Earth and Environmental Sciences
Johnson, Mia (School: The Villages Charter High School)
Taylor, Kaitlyn (School: The Villages Charter High School)
Sinkholes are a persistent problem throughout the world. Biomineralization is a large step forward in science and has been applied to restore cement structures, statues, etc. but has never been utilized to rehabilitate sinkholes, which are primarily composed of calcium carbonate. In this experiment, Bacillus subtilis, Bacillus megaterium, and Bacillus cereus were used for their ability to precipitate calcium carbonate crystals; these biomineralized crystals represent the reformation of limestone in the subsurface of land susceptible to sinkholes. Three counties, Marion, Lake, and Sumter, were sampled for sand depths of one foot, one and a half feet, and two feet. These sand samples were sprinkled in petri dishes with agar, cultured over a four week time period, and observed weekly to recognize any changes or growth in the sediment and crystals.
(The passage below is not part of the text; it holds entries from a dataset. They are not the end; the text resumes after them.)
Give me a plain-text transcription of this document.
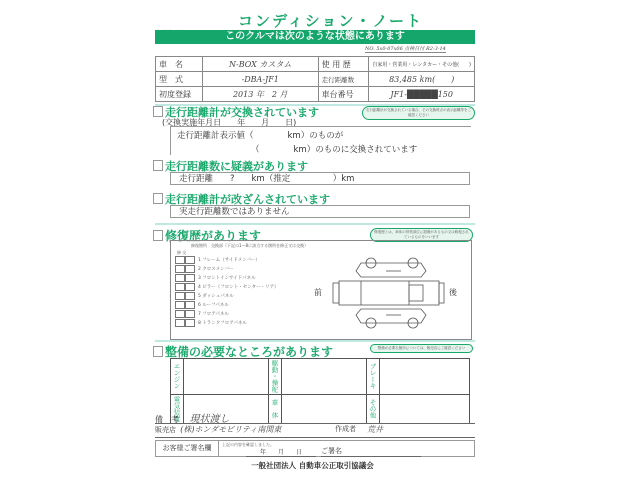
コンディション・ノート
このクルマは次のような状態にあります
NO. 5x0-07x06 点検日付 R2-3-14
車　名	N-BOX カスタム	使 用 歴	自家用・営業用・レンタカー・その他(　　)
型　式	-DBA-JF1	走行距離数	83,485 km(　　)
初度登録	2013 年　2 月	車台番号	JF1-█████150
走行距離計が交換されています	走行距離計が交換されている場合、その交換時点の表示距離等をご確認ください
(交換実施年月日　　年　　月　　日)
走行距離計表示値（　　　　km）のものが
（　　　　km）のものに交換されています
走行距離数に疑義があります
走行距離　　?　　km（推定　　　　　）km
走行距離計が改ざんされています
実走行距離数ではありません
修復歴があります	修復歴とは、車体の骨格部位に損傷があるもの又は修復されているものをいいます
修復箇所　交換部（下記の1〜8に該当する箇所を修正又は交換）
修 交
1 フレーム（サイドメンバー）
2 クロスメンバー
3 フロントインサイドパネル
4 ピラー（フロント・センター・リア）
5 ダッシュパネル
6 ルーフパネル
7 フロアパネル
8 トランクフロアパネル
前	後
整備の必要なところがあります	整備が必要な箇所については、販売店にご確認ください
エンジン		駆動・操舵		ブレーキ	
電気装置		車　体		その他	
備　考 現状渡し
販売店 (株)ホンダモビリティ南関東	作成者 荒井
お客様ご署名欄	上記の内容を確認しました。
年　　月　　日	ご署名
一般社団法人 自動車公正取引協議会
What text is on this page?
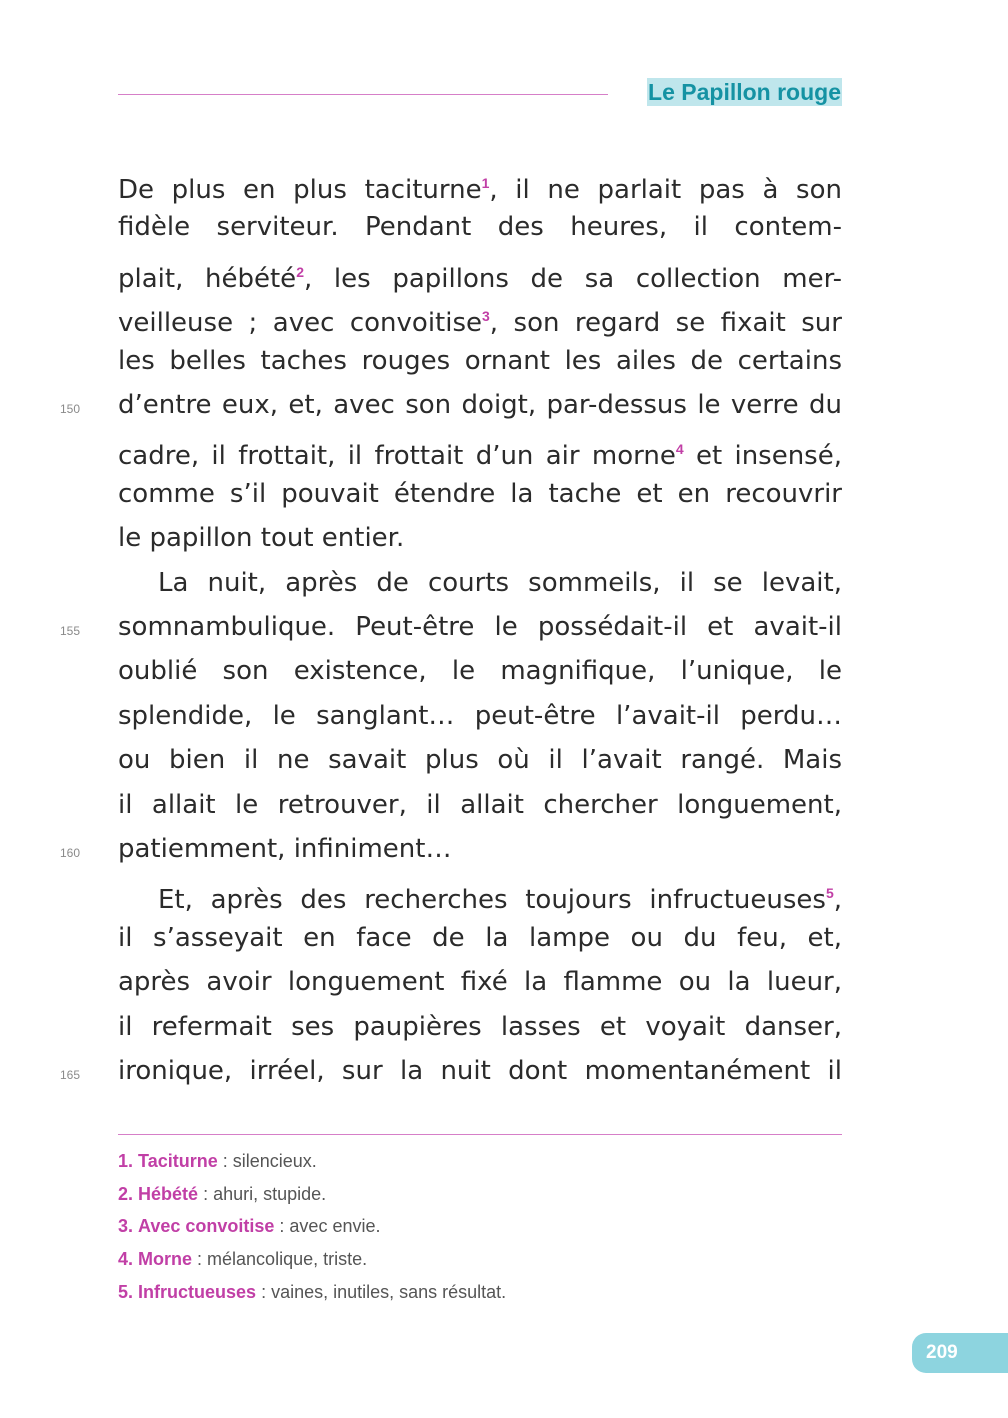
Le Papillon rouge
De plus en plus taciturne$^1$, il ne parlait pas à son
fidèle serviteur. Pendant des heures, il contem-
plait, hébété$^2$, les papillons de sa collection mer-
veilleuse ; avec convoitise$^3$, son regard se fixait sur
les belles taches rouges ornant les ailes de certains
d’entre eux, et, avec son doigt, par-dessus le verre du
cadre, il frottait, il frottait d’un air morne$^4$ et insensé,
comme s’il pouvait étendre la tache et en recouvrir
le papillon tout entier.
La nuit, après de courts sommeils, il se levait,
somnambulique. Peut-être le possédait-il et avait-il
oublié son existence, le magnifique, l’unique, le
splendide, le sanglant… peut-être l’avait-il perdu…
ou bien il ne savait plus où il l’avait rangé. Mais
il allait le retrouver, il allait chercher longuement,
patiemment, infiniment…
Et, après des recherches toujours infructueuses$^5$,
il s’asseyait en face de la lampe ou du feu, et,
après avoir longuement fixé la flamme ou la lueur,
il refermait ses paupières lasses et voyait danser,
ironique, irréel, sur la nuit dont momentanément il
150
155
160
165
1. Taciturne : silencieux.
2. Hébété : ahuri, stupide.
3. Avec convoitise : avec envie.
4. Morne : mélancolique, triste.
5. Infructueuses : vaines, inutiles, sans résultat.
209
Extensive soil testing was performed to understand the composition of each sand sample. The amount of air and calcium carbonate levels were determined and analyzed, in addition to the silt to clay to sand ratio in each sample using the soil triangle, as well as a twenty-step measurement and calculation process. Then, the petri dishes were plated with the bacteria and maintained in an incubator. In each sand sample and for each bacteria, all abnormalities or growths were recorded per week by the end of the experimentation. Through a slurry pump system application, Bacillus subtilis, Bacillus megaterium, and Bacillus cereus can be implemented into the ground in either susceptible land areas as a preventative method, or in pre-existing sinkholes to strengthen and stabilize them. This experiment provides a foundation for future research on biomineralization and its application to sinkhole reformation and prevention.